[Found this forgotten in the drafts folder from 2018.]
Was at Ralphs and checked out the poor people veggie bin and there were three big bundles of potatoes at 99 cents each. My Irish German heart was set aflutter and I bought all three and once home dropped them into the tuber bag with the sweet potatoes and rutabaga and onions of every color. There they sat.
A day or two later I noticed a smell. I took out the garbage. Still the smell. Took out the bag full of recyclables. Still the smell. Searched every corner and crevice of the kitchen with the broom. Sniffed the garbage disposal. Nope. Sniffed myself. Nope, just a manly deodorant. The next day the odor had grown stronger and more fetid and propinquitous. Ah ha, the paper bag root cellar where I’d put the new potatoes. Sure enough, the smell emanated from it.
I reached in and removed one of the potato bundles. They were small and red and white and blue (well, purple) and smelled like potato. The next bag was full of big honking spud beasts, huge Idaho potatoid monstrosities that taste absolutely delicious baked and topped with low fat sour cream and chopped green onions (my brunch). They too smelled like potatoes. Then the next bundle, much like the first but with the faint odor of aged brick cheese, like the time we opened a block of very aged brick cheese at a party at our place and the guests mutinied, but not then but two weeks later when either the reek or the memory of the reek lingered. That smell. I laid the bundle on the counter and carefully snipped open the netting which contained it. Then ever so gingerly I picked up each potato, sniffed it, and put it down.

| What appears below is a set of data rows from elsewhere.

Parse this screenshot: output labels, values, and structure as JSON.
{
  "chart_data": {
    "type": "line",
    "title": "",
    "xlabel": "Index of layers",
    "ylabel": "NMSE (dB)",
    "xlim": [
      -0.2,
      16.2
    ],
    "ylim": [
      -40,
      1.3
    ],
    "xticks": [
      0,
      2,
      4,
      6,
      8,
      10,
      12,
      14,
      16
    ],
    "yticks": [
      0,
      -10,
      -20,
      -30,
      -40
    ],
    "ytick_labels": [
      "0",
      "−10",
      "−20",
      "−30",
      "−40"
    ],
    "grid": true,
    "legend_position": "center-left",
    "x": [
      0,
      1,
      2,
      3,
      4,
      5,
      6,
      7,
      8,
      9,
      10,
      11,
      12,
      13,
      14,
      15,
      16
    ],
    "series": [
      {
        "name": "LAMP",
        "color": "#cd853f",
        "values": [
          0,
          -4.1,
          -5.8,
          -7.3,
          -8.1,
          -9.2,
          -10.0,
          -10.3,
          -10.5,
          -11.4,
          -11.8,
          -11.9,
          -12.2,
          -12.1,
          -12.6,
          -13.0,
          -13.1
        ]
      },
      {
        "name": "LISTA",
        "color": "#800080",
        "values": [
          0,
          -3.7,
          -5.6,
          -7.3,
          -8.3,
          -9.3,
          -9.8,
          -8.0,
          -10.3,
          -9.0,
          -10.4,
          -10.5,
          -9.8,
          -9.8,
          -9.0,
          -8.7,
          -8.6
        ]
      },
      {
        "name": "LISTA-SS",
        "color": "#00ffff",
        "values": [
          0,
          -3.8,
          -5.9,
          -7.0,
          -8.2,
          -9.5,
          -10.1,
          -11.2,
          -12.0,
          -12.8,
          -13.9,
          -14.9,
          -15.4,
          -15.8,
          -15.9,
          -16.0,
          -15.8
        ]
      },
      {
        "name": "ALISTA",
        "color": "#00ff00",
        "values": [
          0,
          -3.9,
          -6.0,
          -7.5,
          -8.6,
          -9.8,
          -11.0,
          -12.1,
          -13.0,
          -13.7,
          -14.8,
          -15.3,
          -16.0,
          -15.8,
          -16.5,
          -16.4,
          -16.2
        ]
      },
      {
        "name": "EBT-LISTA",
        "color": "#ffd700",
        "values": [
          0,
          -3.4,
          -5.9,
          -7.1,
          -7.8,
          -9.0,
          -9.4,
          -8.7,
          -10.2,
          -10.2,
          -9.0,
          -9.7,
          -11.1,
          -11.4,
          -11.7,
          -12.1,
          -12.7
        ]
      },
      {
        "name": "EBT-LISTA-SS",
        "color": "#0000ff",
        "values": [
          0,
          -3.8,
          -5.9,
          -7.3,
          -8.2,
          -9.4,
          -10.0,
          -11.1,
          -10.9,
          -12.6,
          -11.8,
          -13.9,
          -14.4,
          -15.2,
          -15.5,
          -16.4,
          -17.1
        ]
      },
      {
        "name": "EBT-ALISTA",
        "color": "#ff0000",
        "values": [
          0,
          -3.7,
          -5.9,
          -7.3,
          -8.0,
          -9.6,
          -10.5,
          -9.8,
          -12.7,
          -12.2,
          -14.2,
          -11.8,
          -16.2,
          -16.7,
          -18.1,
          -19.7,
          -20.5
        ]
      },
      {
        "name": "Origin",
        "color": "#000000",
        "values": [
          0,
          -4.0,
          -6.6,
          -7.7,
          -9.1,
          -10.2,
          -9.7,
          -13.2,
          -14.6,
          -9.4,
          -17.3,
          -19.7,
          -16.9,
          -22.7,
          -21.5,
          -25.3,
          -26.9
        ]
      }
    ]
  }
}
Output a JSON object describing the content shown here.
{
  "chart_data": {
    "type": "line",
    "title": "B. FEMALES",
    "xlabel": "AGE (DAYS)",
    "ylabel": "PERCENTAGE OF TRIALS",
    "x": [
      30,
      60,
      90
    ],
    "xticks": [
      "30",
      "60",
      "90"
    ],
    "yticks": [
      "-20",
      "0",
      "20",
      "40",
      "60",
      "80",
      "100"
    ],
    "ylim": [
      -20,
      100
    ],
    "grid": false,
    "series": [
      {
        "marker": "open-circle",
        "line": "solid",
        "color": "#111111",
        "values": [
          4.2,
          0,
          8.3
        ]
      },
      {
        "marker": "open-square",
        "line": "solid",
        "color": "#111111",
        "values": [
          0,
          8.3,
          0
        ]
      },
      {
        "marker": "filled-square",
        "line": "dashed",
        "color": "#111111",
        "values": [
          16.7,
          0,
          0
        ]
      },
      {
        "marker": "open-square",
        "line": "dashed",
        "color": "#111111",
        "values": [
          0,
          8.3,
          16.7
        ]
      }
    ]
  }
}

Finally I got to the bottom of the pile of potatoes. There in the middle was a mid sized white potato with a sickly pallor and swollen appearance. I lightly touched it and poof! it popped open and the room was fragrant with rotten potato. It was an eye watering reek. I pulled open the windows and then took the offending spud outside and threw it into the planter. Instant mulch.
Amazing how bad that rotten potato stench is. Not sure what causes it, is it the result of the fungus digesting (so to speak) the innards of the potato, or more likely the bacteria that accompanies the fungus? Doubtless I could spend the day looking this up on Google, but I won’t. (I did later, though. It’s the bacteria.) But I did remember how Irishmen digging up their fields in the 1840’s found row after row of shriveled, mushy, foul smelling potatoes, each rotten with fungus. Doubtless they smelled like this, rank as the ripest foulest cheese, and as the potato famine spread you would have smelled that same dead potato reek across the whole island (but especially in the Gaelic speaking west and south) as peasants desperately dug up every plant looking for a potato their family could eat. A million Irishmen died in the famine that followed and the smell of dead potatoes mingled everywhere with the smell of dead people into a sickly perfume till even the roses smelled of death.